Analyzing the Optimization Results
The simulation produces fascinating results. They clearly demonstrate the “smart” behavior of the Energy Management System (EMS). We can visualize this through the generated MATLAB figures.
Smart Switching Logic
The power balance graph reveals the decision-making process. During the early morning, the solar output is zero. Therefore, the diesel generator runs to meet the load. However, as the sun rises, the controller switches tactics. The diesel generator turns off completely. This effectively utilizes the free solar energy. This seamless transition is the hallmark of effective distributed energy scheduling.
Battery Arbitrage
The results also show intelligent battery usage. At noon, the solar generation exceeds the load demand. Instead of curtailing this excess power, the system charges the battery. Later, during the evening peak, the battery discharges. It creates a buffer. This action prevents the expensive diesel generator from turning back on immediately.
Cost Minimization
The most impactful result is the financial summary. The simulation calculates the hourly cost of operation. During solar hours, the cost drops to near zero. By strictly following the hybrid microgrid optimization schedule, the total daily cost is significantly lower than a diesel-only scenario.

Why We Use Mixed-Integer Linear Programming
You might wonder why we chose intlinprog over other solvers like fmincon. The answer lies in the nature of the problem.
fmincon is excellent for smooth, nonlinear problems. However, it struggles with binary decisions. If we used a standard solver, it might suggest running the generator at 0.1% status. This is physically impossible. An engine is either on or it is off.
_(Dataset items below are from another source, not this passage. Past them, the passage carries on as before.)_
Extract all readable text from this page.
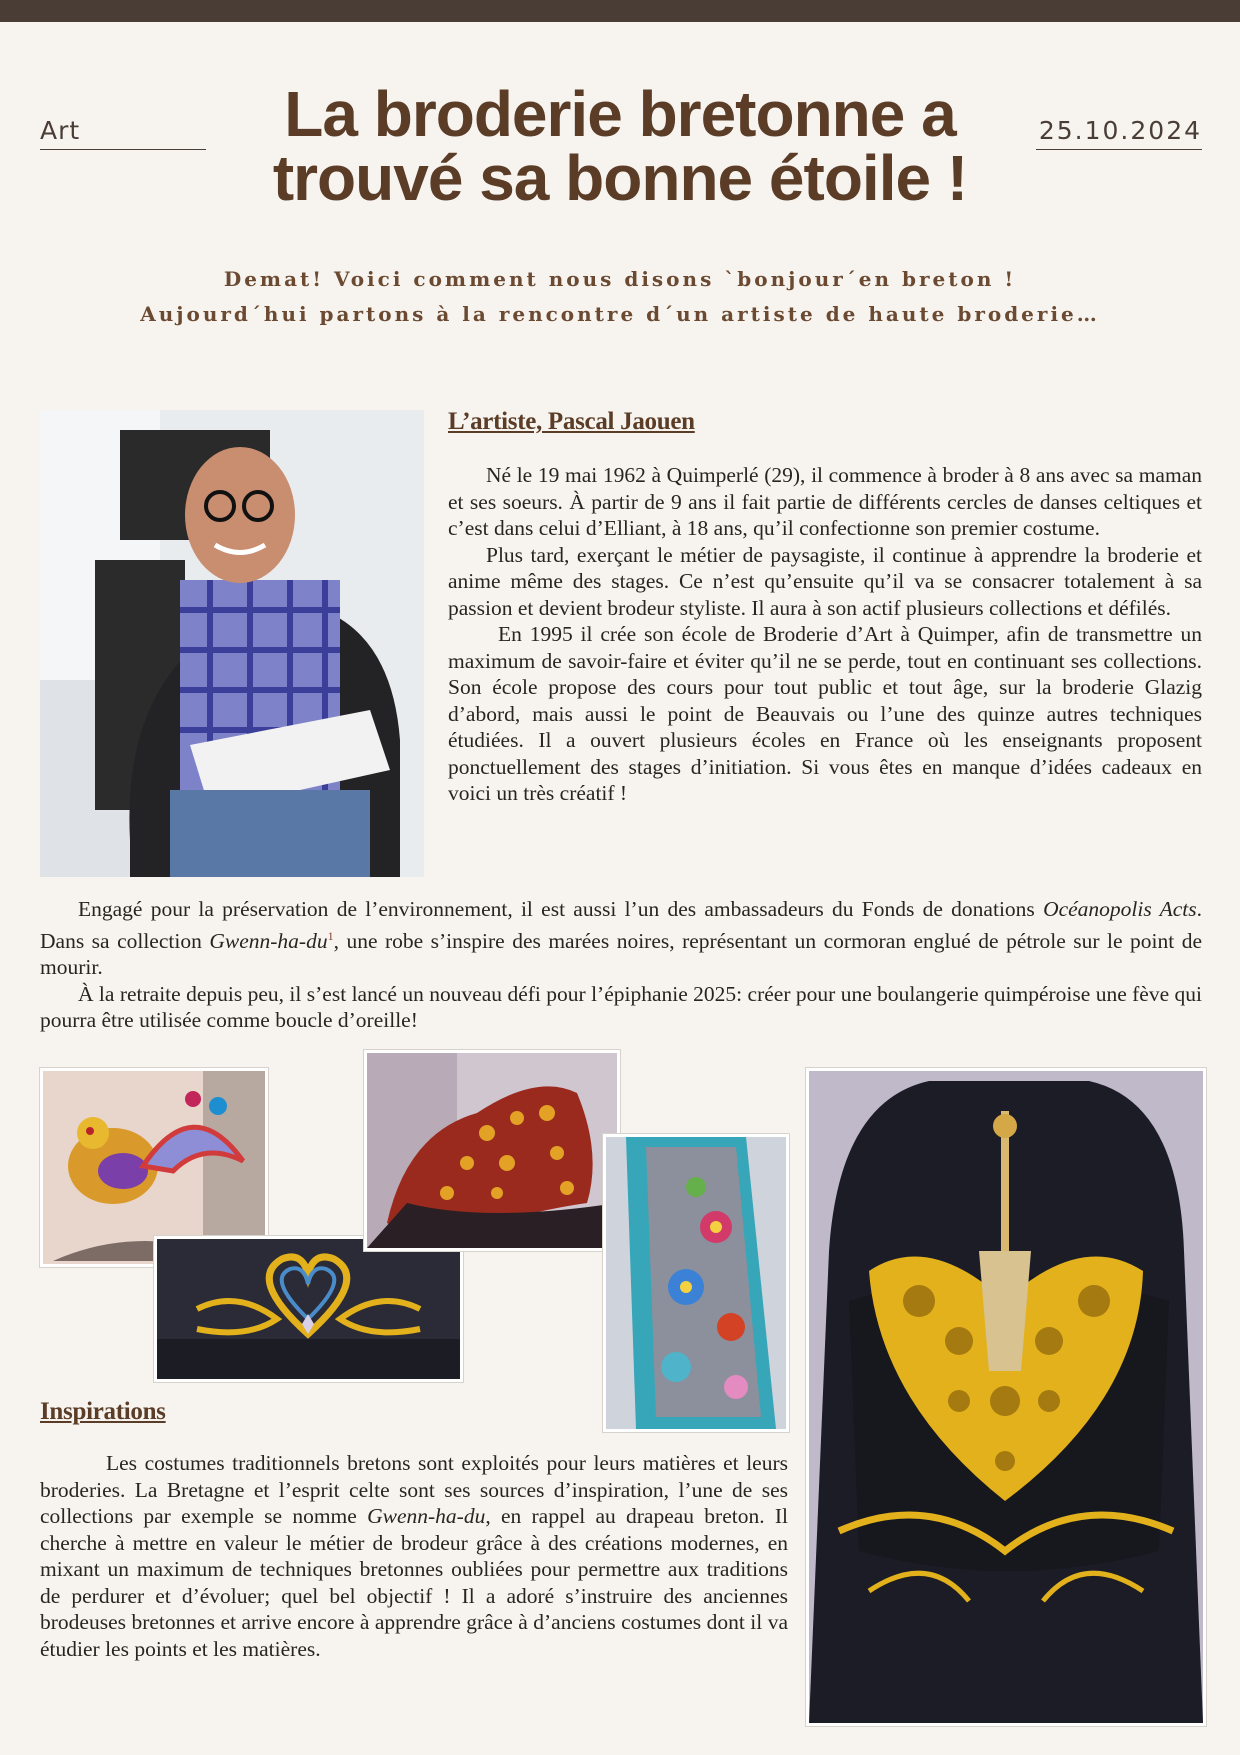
Art	La broderie bretonne a
trouvé sa bonne étoile !
25.10.2024

Demat! Voici comment nous disons ˋbonjourˊen breton !

Aujourdˊhui partons à la rencontre dˊun artiste de haute broderie…

L’artiste, Pascal Jaouen

Né le 19 mai 1962 à Quimperlé (29), il commence à broder à 8 ans avec sa maman et ses soeurs. À partir de 9 ans il fait partie de différents cercles de danses celtiques et c’est dans celui d’Elliant, à 18 ans, qu’il confectionne son premier costume.

Plus tard, exerçant le métier de paysagiste, il continue à apprendre la broderie et anime même des stages. Ce n’est qu’ensuite qu’il va se consacrer totalement à sa passion et devient brodeur styliste. Il aura à son actif plusieurs collections et défilés.

En 1995 il crée son école de Broderie d’Art à Quimper, afin de transmettre un maximum de savoir-faire et éviter qu’il ne se perde, tout en continuant ses collections. Son école propose des cours pour tout public et tout âge, sur la broderie Glazig d’abord, mais aussi le point de Beauvais ou l’une des quinze autres techniques étudiées. Il a ouvert plusieurs écoles en France où les enseignants proposent ponctuellement des stages d’initiation. Si vous êtes en manque d’idées cadeaux en voici un très créatif !

Engagé pour la préservation de l’environnement, il est aussi l’un des ambassadeurs du Fonds de donations Océanopolis Acts. Dans sa collection Gwenn-$ha-du^1$, une robe s’inspire des marées noires, représentant un cormoran englué de pétrole sur le point de mourir.

À la retraite depuis peu, il s’est lancé un nouveau défi pour l’épiphanie 2025: créer pour une boulangerie quimpéroise une fève qui pourra être utilisée comme boucle d’oreille!

Inspirations

Les costumes traditionnels bretons sont exploités pour leurs matières et leurs broderies. La Bretagne et l’esprit celte sont ses sources d’inspiration, l’une de ses collections par exemple se nomme Gwenn-ha-du, en rappel au drapeau breton. Il cherche à mettre en valeur le métier de brodeur grâce à des créations modernes, en mixant un maximum de techniques bretonnes oubliées pour permettre aux traditions de perdurer et d’évoluer; quel bel objectif ! Il a adoré s’instruire des anciennes brodeuses bretonnes et arrive encore à apprendre grâce à d’anciens costumes dont il va étudier les points et les matières.
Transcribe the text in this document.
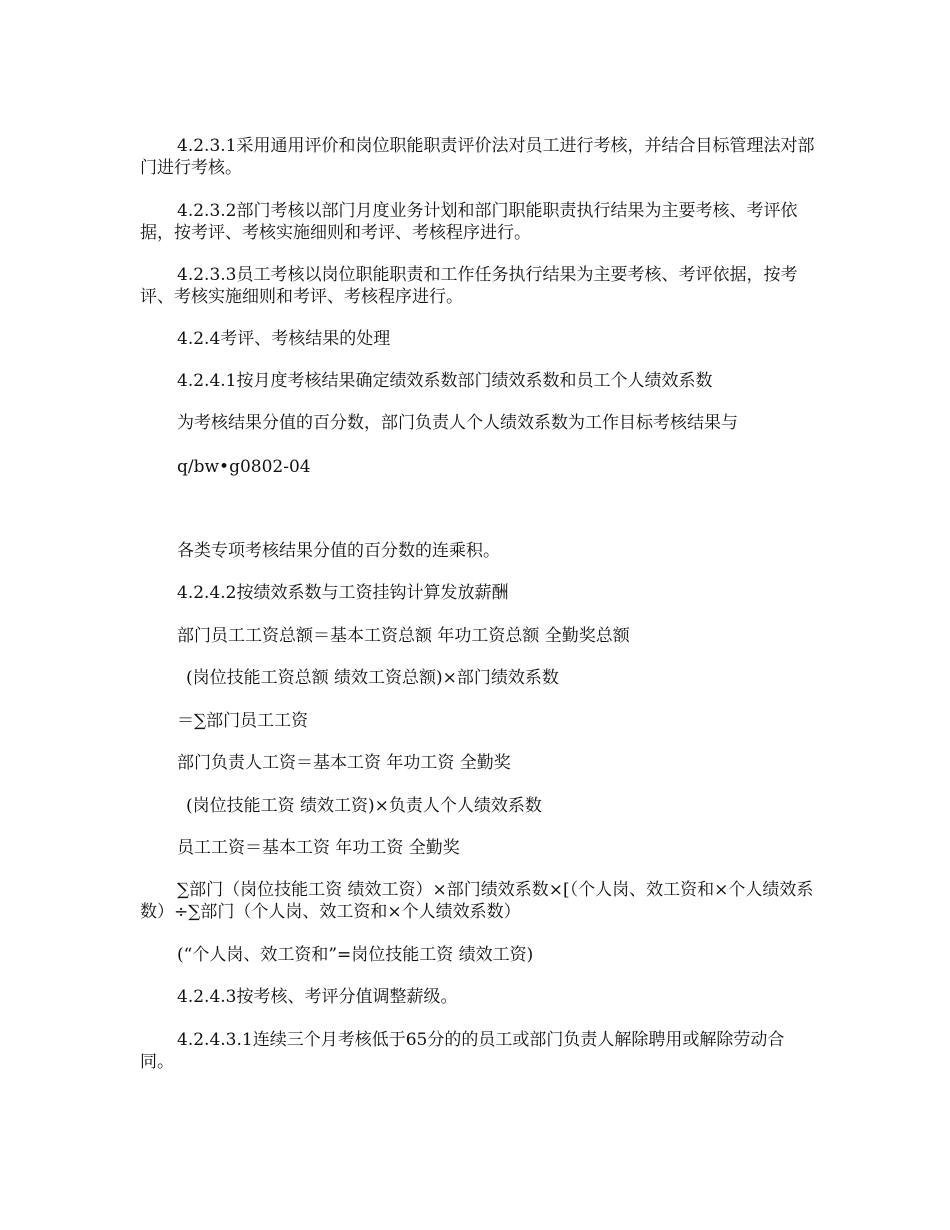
4.2.3.1采用通用评价和岗位职能职责评价法对员工进行考核，并结合目标管理法对部门进行考核。
4.2.3.2部门考核以部门月度业务计划和部门职能职责执行结果为主要考核、考评依据，按考评、考核实施细则和考评、考核程序进行。
4.2.3.3员工考核以岗位职能职责和工作任务执行结果为主要考核、考评依据，按考评、考核实施细则和考评、考核程序进行。
4.2.4考评、考核结果的处理
4.2.4.1按月度考核结果确定绩效系数部门绩效系数和员工个人绩效系数
为考核结果分值的百分数，部门负责人个人绩效系数为工作目标考核结果与
q/bw•g0802-04
各类专项考核结果分值的百分数的连乘积。
4.2.4.2按绩效系数与工资挂钩计算发放薪酬
部门员工工资总额＝基本工资总额 年功工资总额 全勤奖总额
(岗位技能工资总额 绩效工资总额)×部门绩效系数
＝∑部门员工工资
部门负责人工资＝基本工资 年功工资 全勤奖
(岗位技能工资 绩效工资)×负责人个人绩效系数
员工工资＝基本工资 年功工资 全勤奖
∑部门（岗位技能工资 绩效工资）×部门绩效系数×[（个人岗、效工资和×个人绩效系数）÷∑部门（个人岗、效工资和×个人绩效系数）
(“个人岗、效工资和”=岗位技能工资 绩效工资)
4.2.4.3按考核、考评分值调整薪级。
4.2.4.3.1连续三个月考核低于65分的的员工或部门负责人解除聘用或解除劳动合同。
MILP solvers respect these binary constraints. They search for the global optimum solution. This ensures that our optimal unit commitment schedule is not just theoretically good, but physically executable.
Expanding Your Research
This project serves as a robust foundation. However, you can expand it further. You might consider adding wind energy to the mix. This would introduce more variability. Additionally, you could explore economic load dispatch strategies for larger grids.
Another avenue is demand response optimization. You could allow the system to shed non-critical loads during peak hours. This would further reduce the stress on the battery. Students working on final year projects electrical engineering often combine these concepts to create comprehensive Smart Grid simulations.
Also, consider the health of your storage system. Our current model includes a simple degradation cost. You could research advanced battery models that track chemical aging. This is crucial for long-term planning. For more details on storage technologies, the NREL Energy Storage Research page offers excellent technical data.
Conclusion
The transition to renewable energy requires smart software. Hardware alone is not enough. We need algorithms that can make split-second decisions. This MATLAB project demonstrates exactly how to build those algorithms.
We successfully modeled a complex energy system. We utilized Mixed-Integer Linear Programming to solve the scheduling problem. The results proved that hybrid microgrid optimization significantly reduces operational costs.
By mastering these techniques, you move beyond simple circuit analysis. You enter the world of intelligent power systems. This skill set is in high demand. Whether you are a student or a professional engineer, understanding how to optimize these hybrid resources is essential for the future of the electrical grid.